Passagiere eines mit nahezu Lichtgeschwindigkeit reisenden Zugs erleben einen Tunnel als verkürzt – ein ruhender Beobachter sieht hingegen einen verkürzten Zug. Wer hat recht? Mike Merrifield von der University of Nottingham stellt ein drastisches Experiment vor.
Relativity Paradox - Sixty Symbols

Veröffentlicht am: 04.03.2013

Laufzeit: 0:08:35

Sprache: englisch

Auf dem YouTube-Kanal Sixty Symbols zeigt der australische Filmemacher Brady Haran Interviews, die er für die University of Nottingham produziert.

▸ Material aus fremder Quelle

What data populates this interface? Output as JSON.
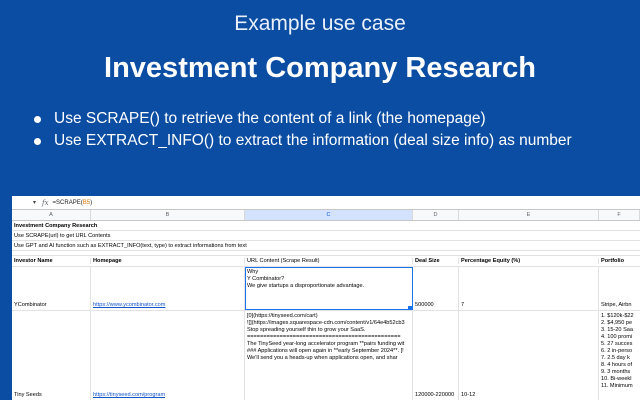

In seiner Speziellen Relativitätstheorie zeigte Albert Einstein, dass Raum und Zeit relativ sind. Sie sind also keine absoluten Größen, keine Bühne, auf der sich das physikalische Leben abspielt, sondern höchst veränderlich. Zum Beispiel dann, wenn die Dinge in Bewegung geraten.

Dieser in Experimenten vielfach nachgewiesene Umstand führt unsere Intuition allerdings geradewegs aufs Glatteis. So auch im Fall des mit nahezu Lichtgeschwindigkeit reisenden Zuges, der in diesem Video auf einen Tunnel zurast. Für einen Beobachter, der von einer benachbarten Wiese aus das Geschehen verfolgt, erscheint der Zug aufgrund seiner hohen Geschwindigkeit verkürzt. Reisende an Bord widersprechen jedoch: Wir haben genauso viel Beinfreiheit wie zuvor! Stattdessen sehen sie den Tunnel verkürzt.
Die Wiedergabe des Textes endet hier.